It appeared as if mixed economic data was going to do the trick and send the broad-based S&P 500 (^GSPC -0.11%) to a huge gain; but, once again, the curse of the housing data struck, and sent the market only modestly higher after big early morning gains.
Investors certainly needed to put on their reverse psychology cap to understand the markets' intentions today, with the second estimate of GDP for the fourth quarter coming in at 2.4%, which is significantly lower than the initial estimate of 3.2%, and much lower than the final 4.1% growth reported in the sequential third quarter. Normally, weaker growth wouldn't push the S&P 500 up in the first place, but the other side of the coin is that weaker growth likely means a much slower taper of QE3 from the Federal Reserve, and thus, more free money being pumped into the economy via long-term Treasury and mortgage-backed security purchases.
On the other hand, some data was straightforward -- and good! The final reading of the Michigan Consumer Sentiment Index rose to 81.6 from a prior reading of 81.2, signaling that consumers are feeling more positive about their combined short-term and long-term financial outlook. Consumer sentiment is a key indicator to watch, because consumer spending is responsible for a big chunk of U.S. GDP.
Similarly, the Chicago Purchasing Managers Index came in with a reading of 59.8 in February, up slightly from a prior reading of 59.6. In addition to strong consumer spending, we need manufacturing sector expansion if we hope to drive the unemployment rate lower.
But, we also had housing data reported -- which has been the Achilles' heel of the S&P 500. It really doesn't matter whether the data is good or bad – if housing data is reported, the new trend is that the S&P struggles to hold its gains. Today, pending home sales for January were announced to have risen 0.1%, which was a nice reversal from the decline of 5.8% in the prior month. Still, with the prospect of lending rates rising over the long term, the housing sector is sitting in a precarious and worrisome position.
By day's end, the S&P 500 ended higher by 5.16 points (0.28%), to close at 1,859.45, a new record close, but off of the nearly 1,868 it touched intraday earlier in the trading session.
Leading all companies to the upside today was media business provider Central European Media (CETV), which operates (unsurprisingly) in Central and Eastern Europe. Shares of CME, as it's commonly known, soared 74.9% after reaching a credit agreement with its largest shareholder, Time Warner (TWX). The up to $545 million financing deal will allow CME to redeem its senior notes due in 2016 via a rights offering that will push the remaining balance of its loan out an extra year, and allow CME to become cash-flow positive by 2015. Central and Eastern Europe are considered emerging market economies that can grow at a significantly faster rate than the industrialized world, giving CME a chance to focus on its growth rather than on its precarious debt situation, while also providing a potentially profitable warrant scenario for Time Warner.

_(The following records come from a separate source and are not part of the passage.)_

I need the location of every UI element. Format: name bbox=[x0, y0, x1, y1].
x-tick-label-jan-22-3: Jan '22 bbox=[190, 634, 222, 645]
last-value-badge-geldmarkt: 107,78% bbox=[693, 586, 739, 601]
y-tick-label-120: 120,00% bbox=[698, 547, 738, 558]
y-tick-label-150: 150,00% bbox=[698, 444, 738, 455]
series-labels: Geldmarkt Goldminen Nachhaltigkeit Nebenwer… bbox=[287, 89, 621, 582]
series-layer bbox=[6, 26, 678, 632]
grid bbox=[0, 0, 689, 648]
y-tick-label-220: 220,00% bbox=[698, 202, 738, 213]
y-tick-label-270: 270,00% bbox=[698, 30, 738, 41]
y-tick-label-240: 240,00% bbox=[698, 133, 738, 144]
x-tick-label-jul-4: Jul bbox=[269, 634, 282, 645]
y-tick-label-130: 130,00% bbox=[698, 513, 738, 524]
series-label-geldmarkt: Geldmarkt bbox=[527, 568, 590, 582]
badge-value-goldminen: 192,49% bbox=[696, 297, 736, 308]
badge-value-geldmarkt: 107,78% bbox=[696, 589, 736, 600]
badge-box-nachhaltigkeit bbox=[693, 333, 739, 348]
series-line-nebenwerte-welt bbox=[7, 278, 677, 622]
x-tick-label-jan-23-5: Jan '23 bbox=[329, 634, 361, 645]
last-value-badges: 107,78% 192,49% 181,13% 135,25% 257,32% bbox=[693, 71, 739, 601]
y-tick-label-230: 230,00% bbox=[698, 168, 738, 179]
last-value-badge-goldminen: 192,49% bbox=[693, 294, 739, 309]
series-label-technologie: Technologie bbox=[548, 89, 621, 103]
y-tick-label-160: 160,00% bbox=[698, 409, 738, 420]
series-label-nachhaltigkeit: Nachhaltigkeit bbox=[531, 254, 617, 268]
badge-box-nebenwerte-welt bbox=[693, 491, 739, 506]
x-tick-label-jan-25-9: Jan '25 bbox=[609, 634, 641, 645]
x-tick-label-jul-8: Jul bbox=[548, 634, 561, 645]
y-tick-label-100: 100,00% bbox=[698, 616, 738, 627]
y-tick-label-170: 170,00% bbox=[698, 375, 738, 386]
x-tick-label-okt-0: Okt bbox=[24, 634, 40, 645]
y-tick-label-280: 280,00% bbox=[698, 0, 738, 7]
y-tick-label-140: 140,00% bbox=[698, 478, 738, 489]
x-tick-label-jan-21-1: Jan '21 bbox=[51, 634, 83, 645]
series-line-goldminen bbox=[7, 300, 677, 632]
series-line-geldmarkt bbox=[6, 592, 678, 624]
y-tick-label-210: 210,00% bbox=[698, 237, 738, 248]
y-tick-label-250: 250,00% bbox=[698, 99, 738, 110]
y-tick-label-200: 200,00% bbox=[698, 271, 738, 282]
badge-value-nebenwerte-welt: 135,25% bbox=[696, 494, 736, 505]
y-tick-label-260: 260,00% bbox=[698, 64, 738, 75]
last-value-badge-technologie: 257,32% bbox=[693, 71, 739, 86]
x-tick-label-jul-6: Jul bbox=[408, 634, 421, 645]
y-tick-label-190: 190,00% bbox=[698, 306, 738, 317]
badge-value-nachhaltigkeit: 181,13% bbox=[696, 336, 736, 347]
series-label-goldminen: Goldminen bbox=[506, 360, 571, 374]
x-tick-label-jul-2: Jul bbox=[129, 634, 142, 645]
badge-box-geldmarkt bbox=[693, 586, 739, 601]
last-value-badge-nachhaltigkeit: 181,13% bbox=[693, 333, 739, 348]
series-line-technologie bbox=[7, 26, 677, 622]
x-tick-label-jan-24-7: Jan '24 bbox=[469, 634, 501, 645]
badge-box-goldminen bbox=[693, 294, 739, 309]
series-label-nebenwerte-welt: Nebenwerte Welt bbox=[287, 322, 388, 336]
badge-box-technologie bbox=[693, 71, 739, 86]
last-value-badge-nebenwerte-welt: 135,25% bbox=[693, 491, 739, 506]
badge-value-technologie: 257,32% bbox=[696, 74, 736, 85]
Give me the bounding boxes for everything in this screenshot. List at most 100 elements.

Shares of China Ming Yang Wind Power (NYSE: MY) soared 25% on the day as a continuation move from a report earlier this week from China Daily that China's government wants to increase wind power generating capacity this year. Furthermore, the report notes that offshore facilities will get top priority. As a producer of wind turbines, China Ming Yang could stand to benefit from an increase in orders, which could go a long way toward minimizing its quarterly losses. Total orders through China Ming Yang's first nine months of fiscal 2013 totaled 1 GW, and could easily eclipse that next year. One question remains: Can it reduce its expenses enough to at least get back to breakeven on an EPS basis?

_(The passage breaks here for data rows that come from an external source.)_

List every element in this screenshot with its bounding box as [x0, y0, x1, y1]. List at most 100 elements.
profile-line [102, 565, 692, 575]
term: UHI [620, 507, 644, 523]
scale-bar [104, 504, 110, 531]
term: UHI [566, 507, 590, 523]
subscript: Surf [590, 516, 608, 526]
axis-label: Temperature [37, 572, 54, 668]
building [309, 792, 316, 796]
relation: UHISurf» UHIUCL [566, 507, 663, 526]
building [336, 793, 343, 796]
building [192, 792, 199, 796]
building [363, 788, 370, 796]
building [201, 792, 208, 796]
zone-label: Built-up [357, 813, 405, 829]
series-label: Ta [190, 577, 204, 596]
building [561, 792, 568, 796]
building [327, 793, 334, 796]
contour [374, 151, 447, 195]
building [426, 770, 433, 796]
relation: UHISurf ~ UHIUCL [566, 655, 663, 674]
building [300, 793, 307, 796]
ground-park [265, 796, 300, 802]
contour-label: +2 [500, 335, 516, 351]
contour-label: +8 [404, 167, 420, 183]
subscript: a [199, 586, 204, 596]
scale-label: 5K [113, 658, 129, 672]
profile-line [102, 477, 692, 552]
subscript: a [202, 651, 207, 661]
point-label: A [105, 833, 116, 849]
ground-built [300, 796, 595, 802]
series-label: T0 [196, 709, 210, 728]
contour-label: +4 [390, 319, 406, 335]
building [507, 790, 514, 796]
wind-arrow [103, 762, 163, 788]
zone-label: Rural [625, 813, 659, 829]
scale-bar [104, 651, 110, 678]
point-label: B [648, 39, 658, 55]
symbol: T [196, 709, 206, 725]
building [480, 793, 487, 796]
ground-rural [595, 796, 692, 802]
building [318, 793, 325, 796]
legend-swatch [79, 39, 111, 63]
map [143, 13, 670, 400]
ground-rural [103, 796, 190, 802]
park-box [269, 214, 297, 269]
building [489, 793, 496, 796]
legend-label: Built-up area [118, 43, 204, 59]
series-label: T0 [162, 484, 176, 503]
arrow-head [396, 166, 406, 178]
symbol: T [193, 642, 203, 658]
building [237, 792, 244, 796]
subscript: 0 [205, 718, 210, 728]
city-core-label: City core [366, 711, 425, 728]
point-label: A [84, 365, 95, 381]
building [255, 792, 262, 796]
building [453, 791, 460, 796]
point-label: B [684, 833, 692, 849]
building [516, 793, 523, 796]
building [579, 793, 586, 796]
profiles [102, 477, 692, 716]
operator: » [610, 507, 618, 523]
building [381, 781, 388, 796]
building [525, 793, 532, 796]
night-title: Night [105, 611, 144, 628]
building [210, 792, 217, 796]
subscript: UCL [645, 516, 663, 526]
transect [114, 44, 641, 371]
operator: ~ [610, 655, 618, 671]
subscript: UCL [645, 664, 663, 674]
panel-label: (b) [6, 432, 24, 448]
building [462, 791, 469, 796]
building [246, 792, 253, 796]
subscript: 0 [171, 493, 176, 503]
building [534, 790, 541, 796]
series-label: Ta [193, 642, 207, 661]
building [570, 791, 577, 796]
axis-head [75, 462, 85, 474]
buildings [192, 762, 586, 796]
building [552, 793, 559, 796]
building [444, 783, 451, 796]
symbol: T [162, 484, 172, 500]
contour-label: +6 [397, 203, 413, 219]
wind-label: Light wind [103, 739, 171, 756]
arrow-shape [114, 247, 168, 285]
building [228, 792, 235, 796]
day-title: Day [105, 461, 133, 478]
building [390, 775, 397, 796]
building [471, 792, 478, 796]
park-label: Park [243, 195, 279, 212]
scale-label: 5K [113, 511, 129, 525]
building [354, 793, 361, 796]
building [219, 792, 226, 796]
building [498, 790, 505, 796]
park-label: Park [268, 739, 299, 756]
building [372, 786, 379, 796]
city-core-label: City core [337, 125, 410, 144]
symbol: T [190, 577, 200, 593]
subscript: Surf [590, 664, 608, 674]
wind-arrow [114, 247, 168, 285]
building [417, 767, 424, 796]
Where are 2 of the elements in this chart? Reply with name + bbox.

Finally, deepwater offshore drilling equipment and servicing company Dril-Quip (DRQ -1.59%) rallied 12.2% after reporting better-than-expected fourth-quarter results. For the quarter, Dril-Quip delivered a 23% increase in total revenue, to $232.5 million, helped almost entirely by a $40.5 million increase in product revenue, as its adjusted EPS rose to $1.21 per share from $0.78 in the year-ago period. Dril-Quip also announced that its backlog had increased to approximately $1.2 billion, from $881 million, at the end of the prior fiscal year. By comparison, Wall Street had anticipated Dril-Quip would report an EPS profit of just $1.14. Looking ahead, the company forecast full-year EPS of $5-$5.20, which is below the $5.40 that the Street had been expecting, but was perhaps much better than many had anticipated with the weakness we've witnessed throughout the deepwater drilling sector. Despite today's positive news, at roughly 20 times this year's profit, and the deepwater drilling outlook still somewhat uncertain, I'd suggest keeping to the sidelines.